Gian Marco Ortenzi, romano, classe 2000, è un ragazzo speciale e molto interessante. Nella sua vita ci sono due grandi passioni: quella per il tennis e lo studio. Gian Marco è iscritto alla facoltà di Ingegneria Meccanica alla Sapienza. Ha finito il primo anno con cinque esami al suo attivo e non sente il peso di questi due importanti impegni che sta portando avanti. Vediamo come nascono queste due passioni.

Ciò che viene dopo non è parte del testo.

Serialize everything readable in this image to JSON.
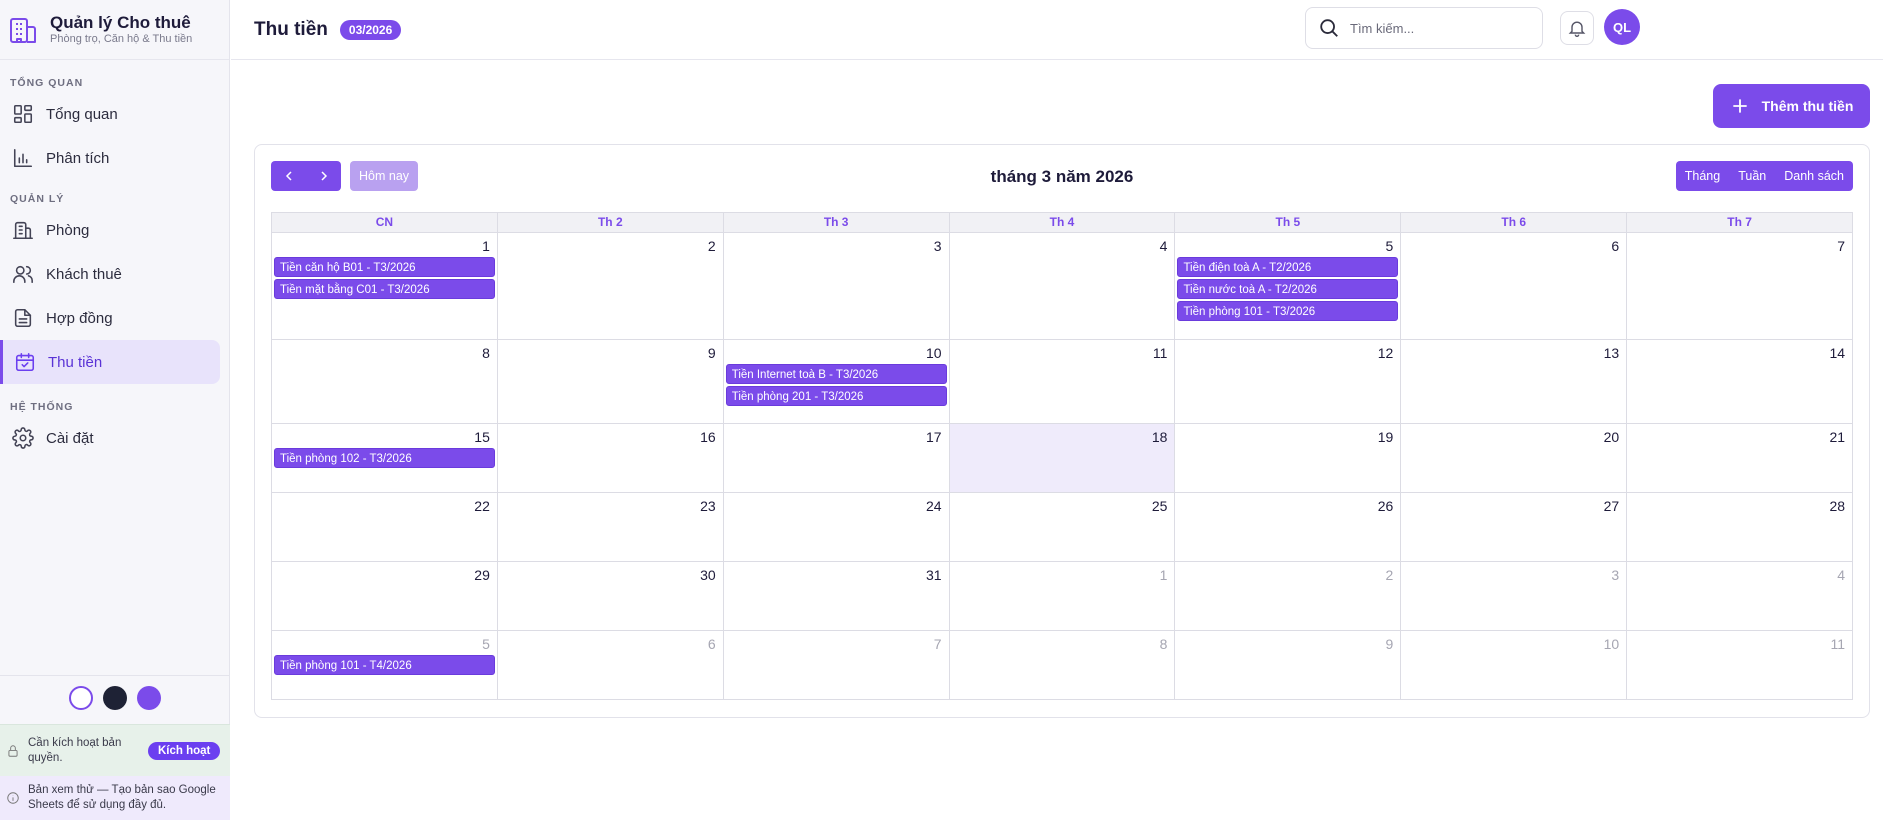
{
  "brand": {
    "title": "Quản lý Cho thuê",
    "subtitle": "Phòng trọ, Căn hộ & Thu tiền"
  },
  "sidebar": {
    "sections": [
      {
        "label": "TỔNG QUAN",
        "items": [
          {
            "label": "Tổng quan",
            "icon": "dashboard-icon"
          },
          {
            "label": "Phân tích",
            "icon": "bar-chart-icon"
          }
        ]
      },
      {
        "label": "QUẢN LÝ",
        "items": [
          {
            "label": "Phòng",
            "icon": "building-icon"
          },
          {
            "label": "Khách thuê",
            "icon": "users-icon"
          },
          {
            "label": "Hợp đồng",
            "icon": "document-icon"
          },
          {
            "label": "Thu tiền",
            "icon": "calendar-check-icon",
            "active": true
          }
        ]
      },
      {
        "label": "HỆ THỐNG",
        "items": [
          {
            "label": "Cài đặt",
            "icon": "gear-icon"
          }
        ]
      }
    ],
    "themes": [
      "#ffffff",
      "#1e2235",
      "#7b4bea"
    ],
    "license": {
      "text": "Cần kích hoạt bản quyền.",
      "button": "Kích hoạt"
    },
    "preview": {
      "text": "Bản xem thử — Tạo bản sao Google Sheets để sử dụng đầy đủ."
    }
  },
  "header": {
    "title": "Thu tiền",
    "badge": "03/2026",
    "search_placeholder": "Tìm kiếm...",
    "avatar": "QL"
  },
  "main": {
    "add_button": "Thêm thu tiền"
  },
  "calendar": {
    "title": "tháng 3 năm 2026",
    "today_label": "Hôm nay",
    "views": [
      "Tháng",
      "Tuần",
      "Danh sách"
    ],
    "weekdays": [
      "CN",
      "Th 2",
      "Th 3",
      "Th 4",
      "Th 5",
      "Th 6",
      "Th 7"
    ],
    "weeks": [
      {
        "days": [
          {
            "n": "1",
            "events": [
              "Tiền căn hộ B01 - T3/2026",
              "Tiền mặt bằng C01 - T3/2026"
            ]
          },
          {
            "n": "2"
          },
          {
            "n": "3"
          },
          {
            "n": "4"
          },
          {
            "n": "5",
            "events": [
              "Tiền điện toà A - T2/2026",
              "Tiền nước toà A - T2/2026",
              "Tiền phòng 101 - T3/2026"
            ]
          },
          {
            "n": "6"
          },
          {
            "n": "7"
          }
        ]
      },
      {
        "days": [
          {
            "n": "8"
          },
          {
            "n": "9"
          },
          {
            "n": "10",
            "events": [
              "Tiền Internet toà B - T3/2026",
              "Tiền phòng 201 - T3/2026"
            ]
          },
          {
            "n": "11"
          },
          {
            "n": "12"
          },
          {
            "n": "13"
          },
          {
            "n": "14"
          }
        ]
      },
      {
        "days": [
          {
            "n": "15",
            "events": [
              "Tiền phòng 102 - T3/2026"
            ]
          },
          {
            "n": "16"
          },
          {
            "n": "17"
          },
          {
            "n": "18",
            "today": true
          },
          {
            "n": "19"
          },
          {
            "n": "20"
          },
          {
            "n": "21"
          }
        ]
      },
      {
        "days": [
          {
            "n": "22"
          },
          {
            "n": "23"
          },
          {
            "n": "24"
          },
          {
            "n": "25"
          },
          {
            "n": "26"
          },
          {
            "n": "27"
          },
          {
            "n": "28"
          }
        ]
      },
      {
        "days": [
          {
            "n": "29"
          },
          {
            "n": "30"
          },
          {
            "n": "31"
          },
          {
            "n": "1",
            "other": true
          },
          {
            "n": "2",
            "other": true
          },
          {
            "n": "3",
            "other": true
          },
          {
            "n": "4",
            "other": true
          }
        ]
      },
      {
        "days": [
          {
            "n": "5",
            "other": true,
            "events": [
              "Tiền phòng 101 - T4/2026"
            ]
          },
          {
            "n": "6",
            "other": true
          },
          {
            "n": "7",
            "other": true
          },
          {
            "n": "8",
            "other": true
          },
          {
            "n": "9",
            "other": true
          },
          {
            "n": "10",
            "other": true
          },
          {
            "n": "11",
            "other": true
          }
        ]
      }
    ]
  }
}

Per quanto riguarda il tennis, abbiamo un aneddoto, su come Gian Marco si è avvicinato, a i campi da tennis. Aveva quattro anni e mezzo, doveva andare a fare lezione di nuoto. Come di consueto la sua “tata”, lo accompagnava dentro lo spogliatoio e poi, tornava alla fine dell’ora a riprenderlo. Quel giorno il piccolo “Giammi”, come lo chiamano i familiari e gli amici più stretti, sgattaiolò fuori dagli spogliatoi della piscina per andare negli attigui campi da tennis. Quei campi dai quali era attratto, e che guardava ogni volta che entrava al circolo “New Green Hill”. Quel giorno che ha giocato a tennis per la prima volta: è stato subito amore! Cos’è successo poi?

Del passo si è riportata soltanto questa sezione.